Determine Your Design
Design your roof rack based on your vehicle and the cargo you plan on hauling. Many rack designs attach either to roof gutters or over the inside of the door jam with hooked feet. Heavier cargo will require a wider base in order to be stabilized on the roof, so you may choose to utilize the door jam type of rack design if you plan on hauling boats, multiple bicycles, or luggage over 100 lbs.
Gutter rail rack designs will be sufficient for small luggage and spare tire hauling. In extreme cases, such as for hauling ladders on top of contractor vehicles, you may decide to build a rack with flat square feet that then bolt onto the roof of the vehicle. You will want to make sure to seal the holes from these types of racks thoroughly with caulking. Not doing so could lead to leaks later.
Choose Frame Materials
Choose the right type of frame material for your roof rack.

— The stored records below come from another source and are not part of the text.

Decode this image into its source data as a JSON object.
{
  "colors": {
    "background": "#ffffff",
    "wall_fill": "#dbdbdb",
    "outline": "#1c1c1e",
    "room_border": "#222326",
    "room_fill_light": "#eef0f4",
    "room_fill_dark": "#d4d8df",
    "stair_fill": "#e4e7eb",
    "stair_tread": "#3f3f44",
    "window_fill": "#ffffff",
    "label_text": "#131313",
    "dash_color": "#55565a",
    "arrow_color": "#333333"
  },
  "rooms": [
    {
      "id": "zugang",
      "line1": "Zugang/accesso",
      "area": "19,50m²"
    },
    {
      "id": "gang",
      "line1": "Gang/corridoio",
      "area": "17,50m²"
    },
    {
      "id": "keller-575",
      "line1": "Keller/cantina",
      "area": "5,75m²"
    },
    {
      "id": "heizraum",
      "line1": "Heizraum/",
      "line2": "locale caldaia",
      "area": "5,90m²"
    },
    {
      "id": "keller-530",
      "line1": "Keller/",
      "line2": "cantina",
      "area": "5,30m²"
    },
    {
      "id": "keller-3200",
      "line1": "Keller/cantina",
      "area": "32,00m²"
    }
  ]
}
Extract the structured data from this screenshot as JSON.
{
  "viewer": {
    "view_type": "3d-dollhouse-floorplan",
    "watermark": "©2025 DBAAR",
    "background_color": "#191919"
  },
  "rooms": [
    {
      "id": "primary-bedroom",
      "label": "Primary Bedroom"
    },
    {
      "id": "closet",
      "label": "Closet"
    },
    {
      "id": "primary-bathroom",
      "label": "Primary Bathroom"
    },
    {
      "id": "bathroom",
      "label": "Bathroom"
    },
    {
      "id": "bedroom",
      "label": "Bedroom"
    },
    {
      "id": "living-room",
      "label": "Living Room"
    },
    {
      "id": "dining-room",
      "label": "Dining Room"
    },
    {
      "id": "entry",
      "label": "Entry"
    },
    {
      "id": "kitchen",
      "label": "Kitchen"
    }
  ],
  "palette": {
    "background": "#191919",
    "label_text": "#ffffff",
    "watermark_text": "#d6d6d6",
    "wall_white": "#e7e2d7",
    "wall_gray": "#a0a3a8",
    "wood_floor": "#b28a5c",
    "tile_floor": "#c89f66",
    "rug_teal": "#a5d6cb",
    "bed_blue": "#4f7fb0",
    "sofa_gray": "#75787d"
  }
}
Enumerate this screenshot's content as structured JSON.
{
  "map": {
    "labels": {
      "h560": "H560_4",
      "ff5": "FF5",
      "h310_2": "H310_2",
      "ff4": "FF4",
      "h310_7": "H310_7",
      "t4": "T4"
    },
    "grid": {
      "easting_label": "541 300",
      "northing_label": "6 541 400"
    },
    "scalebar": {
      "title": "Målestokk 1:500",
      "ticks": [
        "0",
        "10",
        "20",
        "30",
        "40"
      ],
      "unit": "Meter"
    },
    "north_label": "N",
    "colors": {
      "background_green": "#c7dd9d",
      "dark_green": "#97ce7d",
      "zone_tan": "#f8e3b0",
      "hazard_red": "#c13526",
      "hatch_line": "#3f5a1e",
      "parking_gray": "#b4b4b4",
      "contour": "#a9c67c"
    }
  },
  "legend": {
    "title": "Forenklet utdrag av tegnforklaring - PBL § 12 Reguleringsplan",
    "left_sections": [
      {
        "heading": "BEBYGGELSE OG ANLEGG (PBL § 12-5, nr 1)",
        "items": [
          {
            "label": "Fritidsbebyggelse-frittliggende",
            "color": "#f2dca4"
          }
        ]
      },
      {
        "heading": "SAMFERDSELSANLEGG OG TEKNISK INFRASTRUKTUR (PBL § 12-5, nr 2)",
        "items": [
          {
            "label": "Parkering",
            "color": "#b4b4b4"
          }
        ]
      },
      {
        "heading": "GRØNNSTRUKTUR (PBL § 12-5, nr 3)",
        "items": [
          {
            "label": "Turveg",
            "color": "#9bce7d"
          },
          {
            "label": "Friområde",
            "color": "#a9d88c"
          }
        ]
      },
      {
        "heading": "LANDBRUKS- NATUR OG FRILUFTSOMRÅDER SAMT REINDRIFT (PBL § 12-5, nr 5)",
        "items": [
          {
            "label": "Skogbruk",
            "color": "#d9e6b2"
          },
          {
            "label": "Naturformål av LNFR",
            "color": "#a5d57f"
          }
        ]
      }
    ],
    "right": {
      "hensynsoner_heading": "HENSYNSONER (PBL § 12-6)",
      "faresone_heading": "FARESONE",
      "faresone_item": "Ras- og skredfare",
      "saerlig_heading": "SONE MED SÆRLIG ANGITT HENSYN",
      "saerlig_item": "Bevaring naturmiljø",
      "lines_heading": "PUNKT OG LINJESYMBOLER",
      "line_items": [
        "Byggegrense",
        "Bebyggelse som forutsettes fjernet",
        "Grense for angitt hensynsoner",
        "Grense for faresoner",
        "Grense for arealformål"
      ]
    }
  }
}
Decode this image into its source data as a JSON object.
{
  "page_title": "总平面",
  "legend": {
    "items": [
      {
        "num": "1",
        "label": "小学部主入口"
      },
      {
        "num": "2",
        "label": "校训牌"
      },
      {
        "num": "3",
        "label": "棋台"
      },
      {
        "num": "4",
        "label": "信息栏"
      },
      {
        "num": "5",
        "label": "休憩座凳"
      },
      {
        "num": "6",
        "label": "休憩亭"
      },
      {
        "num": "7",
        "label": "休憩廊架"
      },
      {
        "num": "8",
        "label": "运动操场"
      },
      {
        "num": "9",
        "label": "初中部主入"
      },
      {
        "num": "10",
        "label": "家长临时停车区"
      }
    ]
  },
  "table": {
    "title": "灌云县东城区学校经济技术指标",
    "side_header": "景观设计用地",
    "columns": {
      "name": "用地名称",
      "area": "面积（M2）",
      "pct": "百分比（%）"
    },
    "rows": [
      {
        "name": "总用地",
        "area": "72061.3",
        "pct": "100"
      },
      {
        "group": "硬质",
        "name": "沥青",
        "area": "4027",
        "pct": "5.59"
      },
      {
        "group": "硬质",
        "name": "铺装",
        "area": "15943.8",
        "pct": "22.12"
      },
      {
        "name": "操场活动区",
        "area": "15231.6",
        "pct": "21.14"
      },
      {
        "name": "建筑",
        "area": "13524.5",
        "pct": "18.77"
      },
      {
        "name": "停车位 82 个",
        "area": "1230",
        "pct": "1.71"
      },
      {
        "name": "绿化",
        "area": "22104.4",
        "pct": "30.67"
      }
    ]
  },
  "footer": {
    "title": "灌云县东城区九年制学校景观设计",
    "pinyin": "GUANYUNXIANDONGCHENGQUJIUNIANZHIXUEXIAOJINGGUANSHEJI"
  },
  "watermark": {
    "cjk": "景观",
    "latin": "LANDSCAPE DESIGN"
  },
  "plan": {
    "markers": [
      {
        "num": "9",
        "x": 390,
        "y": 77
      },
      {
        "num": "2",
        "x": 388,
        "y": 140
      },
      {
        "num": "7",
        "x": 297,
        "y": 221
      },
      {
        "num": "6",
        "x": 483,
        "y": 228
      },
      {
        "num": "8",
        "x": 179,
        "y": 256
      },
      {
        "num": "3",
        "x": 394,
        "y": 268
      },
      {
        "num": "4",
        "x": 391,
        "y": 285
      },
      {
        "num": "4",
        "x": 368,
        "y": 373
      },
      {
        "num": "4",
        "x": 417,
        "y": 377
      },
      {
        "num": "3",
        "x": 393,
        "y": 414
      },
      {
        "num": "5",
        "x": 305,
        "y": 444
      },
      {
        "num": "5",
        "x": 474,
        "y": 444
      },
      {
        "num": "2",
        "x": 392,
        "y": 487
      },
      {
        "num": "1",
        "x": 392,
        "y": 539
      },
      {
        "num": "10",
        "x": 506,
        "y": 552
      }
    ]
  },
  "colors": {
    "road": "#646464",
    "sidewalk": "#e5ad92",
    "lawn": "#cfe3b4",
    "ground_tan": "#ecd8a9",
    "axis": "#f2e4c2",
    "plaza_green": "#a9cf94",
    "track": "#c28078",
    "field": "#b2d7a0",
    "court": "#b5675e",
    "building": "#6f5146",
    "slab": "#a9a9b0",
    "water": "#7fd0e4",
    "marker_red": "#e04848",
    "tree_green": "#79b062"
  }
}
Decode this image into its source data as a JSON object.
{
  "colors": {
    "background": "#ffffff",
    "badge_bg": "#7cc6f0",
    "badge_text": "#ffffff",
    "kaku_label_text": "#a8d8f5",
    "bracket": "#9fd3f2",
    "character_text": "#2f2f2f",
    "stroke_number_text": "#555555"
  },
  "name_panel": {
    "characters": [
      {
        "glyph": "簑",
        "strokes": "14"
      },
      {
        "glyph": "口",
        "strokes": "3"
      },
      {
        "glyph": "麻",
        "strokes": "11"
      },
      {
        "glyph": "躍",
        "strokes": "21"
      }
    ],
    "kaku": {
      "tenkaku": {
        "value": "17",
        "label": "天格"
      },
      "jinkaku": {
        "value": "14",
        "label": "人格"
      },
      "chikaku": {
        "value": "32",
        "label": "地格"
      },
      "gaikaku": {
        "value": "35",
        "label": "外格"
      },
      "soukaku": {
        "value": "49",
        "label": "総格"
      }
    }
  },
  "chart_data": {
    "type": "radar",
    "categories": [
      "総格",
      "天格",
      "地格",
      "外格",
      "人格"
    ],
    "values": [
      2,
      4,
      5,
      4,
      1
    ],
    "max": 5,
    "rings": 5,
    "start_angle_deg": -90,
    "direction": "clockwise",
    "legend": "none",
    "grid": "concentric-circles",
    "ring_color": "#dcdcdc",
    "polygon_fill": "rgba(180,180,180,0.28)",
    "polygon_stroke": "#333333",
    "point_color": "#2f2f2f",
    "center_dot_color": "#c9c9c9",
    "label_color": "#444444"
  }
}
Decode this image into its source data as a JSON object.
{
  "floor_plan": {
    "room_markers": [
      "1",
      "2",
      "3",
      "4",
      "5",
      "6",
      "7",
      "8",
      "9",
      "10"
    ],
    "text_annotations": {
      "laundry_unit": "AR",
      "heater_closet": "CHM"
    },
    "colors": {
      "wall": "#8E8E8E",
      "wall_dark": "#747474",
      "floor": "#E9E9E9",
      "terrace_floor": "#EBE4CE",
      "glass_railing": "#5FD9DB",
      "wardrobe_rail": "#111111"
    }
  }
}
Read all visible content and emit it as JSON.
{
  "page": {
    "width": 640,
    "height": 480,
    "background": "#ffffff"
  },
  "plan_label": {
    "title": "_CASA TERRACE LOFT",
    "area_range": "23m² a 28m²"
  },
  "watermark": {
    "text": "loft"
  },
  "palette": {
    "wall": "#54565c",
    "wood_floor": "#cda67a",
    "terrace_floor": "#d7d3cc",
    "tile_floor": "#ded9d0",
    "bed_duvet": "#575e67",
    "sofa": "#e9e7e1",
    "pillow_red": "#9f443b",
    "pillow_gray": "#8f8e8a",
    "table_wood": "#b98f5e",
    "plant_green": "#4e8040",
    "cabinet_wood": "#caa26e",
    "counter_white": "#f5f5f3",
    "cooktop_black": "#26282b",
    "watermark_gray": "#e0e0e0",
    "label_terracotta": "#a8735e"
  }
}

Many DIY roof rack builders choose lightweight, square tube aluminum due to its strength, low cost and light weight. Aluminum also will not rust like other types of metals, making it a great choice for temperate and wet climates. Choose a tubing that is at least 2 inches wide for rack sizes up to 3 feet; 3-inch square tubing will provide more strength and can be used for wider racks. You may also choose painted steel tubing for your roof rack if you need an extremely sturdy base for rough or long-term use. Make sure that all surfaces are thoroughly covered because steel exposed to weather will oxidize and rust. Some designers have utilized PVC piping to build racks, however the longevity of these racks remains questionable.
Attaching the Frame
Determine the most appropriate method of attaching the roof rack to your vehicle. Choose an attachment style that will not only ensure safety for the items you are hauling, but will also save your vehicle from damage. If you choose the door jamb attachment method, be sure to pad the inside of the feet hooks of the rack in order to keep the metal rack from scuffing the paint.
Damage to your vehicle's roof is unavoidable with roof racks that are drilled into the top of the roof, however utilizing a sharp drill bit and a pilot hole will help avoid scratching other portions of your roof paint.
The best way to avoid vehicle damage is to use the rain gutter attachment method. However, this method requires you to be sure the rack feet are secured tightly to each gutter, otherwise the rack could slip off and cause considerable damage to the top of your car.